Elizan se reprit, surprit le geste d'encouragement d'Elya Jumy et se prépara au combat. Les premiers furent pour lui d'une simplicité effarante, sans qu'il puisse juger si cela était dû à sa supériorité innée de zarval ou à l'entraînement acharné que lui avait imposé Zal Hyrda. La journée continua et les combats s'enchaînèrent ; contrairement à Kal Homel, tous les gladiateurs restaient sur le terrain, attendant leur tour. Elizan donna une magnifique démonstration de lutte zarvale, maniant sa lame avec une virtuosité admirable. Il sentait sur lui le regard d'Elya Jumy et cela suffisait pour lui donner le courage dont il avait besoin. Finalement, face à lui ne resta plus que Huitzi. Alors Acat, le jeune garçon de l'arsenal, lui apporta ses deux cimeterres. Elizan allait tomber en garde quand une main se posa sur son bras.

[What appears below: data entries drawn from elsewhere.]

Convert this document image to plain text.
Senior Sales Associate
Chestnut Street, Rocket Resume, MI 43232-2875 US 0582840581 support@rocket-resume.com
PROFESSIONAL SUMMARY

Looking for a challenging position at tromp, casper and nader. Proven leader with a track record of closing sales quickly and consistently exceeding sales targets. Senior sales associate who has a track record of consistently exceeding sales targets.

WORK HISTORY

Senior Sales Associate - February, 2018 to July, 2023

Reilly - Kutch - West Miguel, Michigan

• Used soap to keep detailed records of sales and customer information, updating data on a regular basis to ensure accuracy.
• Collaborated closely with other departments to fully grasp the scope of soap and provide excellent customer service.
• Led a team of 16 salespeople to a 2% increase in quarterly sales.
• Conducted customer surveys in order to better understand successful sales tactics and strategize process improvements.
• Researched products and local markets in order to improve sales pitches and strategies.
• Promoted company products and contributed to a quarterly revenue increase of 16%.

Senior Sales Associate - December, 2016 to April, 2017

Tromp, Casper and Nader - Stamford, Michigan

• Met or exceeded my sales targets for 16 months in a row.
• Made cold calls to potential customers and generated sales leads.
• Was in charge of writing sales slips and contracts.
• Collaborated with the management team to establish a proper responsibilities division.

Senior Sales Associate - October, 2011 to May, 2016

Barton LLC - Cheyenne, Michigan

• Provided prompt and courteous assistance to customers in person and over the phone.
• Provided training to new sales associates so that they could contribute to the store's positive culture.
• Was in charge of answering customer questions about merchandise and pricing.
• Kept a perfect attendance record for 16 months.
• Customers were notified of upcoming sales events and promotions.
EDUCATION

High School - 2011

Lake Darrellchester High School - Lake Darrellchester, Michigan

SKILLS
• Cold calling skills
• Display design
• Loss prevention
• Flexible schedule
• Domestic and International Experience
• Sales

- Désolé, vieux frère, mais ce combat est pour moi, fit une voix douloureusement familière.
Sans résister, Elizan se laissa dépouiller de ses armes, puis se tourna vers le nouveau venu. Des yeux gris aux reflets sauvages, un sourire éclatant de blancheur, des cheveux trop longs...
- Toi ! souffla Elizan, n'en croyant pas ses yeux. Par tous les dieux, nous te croyions mort !
Keezan sourit.
- Je n'en étais pas loin, fit-il gentiment.
Surpris, Elizan regarda son ami. Une vilaine marque rouge traversait son abdomen, trace d'une blessure récente en cours de cicatrisation, visiblement plus ancienne que la lutte qu'il avait dû soutenir contre les hommes bruns ; d'autres balafres zébraient ainsi son corps brun, qu'il voyait exposé pour la première fois. En effet, Keezan ne portait plus la cuirasse d'écailles, ni les cuirs de Kal Homel ; son harnachement, usagé, mais de qualité, était celui de Viliometolc et frappé aux armes d'un noble, que Elizan soupçonna être Catequil.
La foule commençait à s'impatienter. Keezan fit un pas en avant et leva ses cimeterres pour réclamer le silence.
- Je sais que je n'ai pas combattu tous les gladiateurs, mais je vais affronter Huitzi à la place d'Elizan. C'est une dette entre nous et aucun homme d'honneur parmi vous ne peut s'opposer au règlement d'une dette.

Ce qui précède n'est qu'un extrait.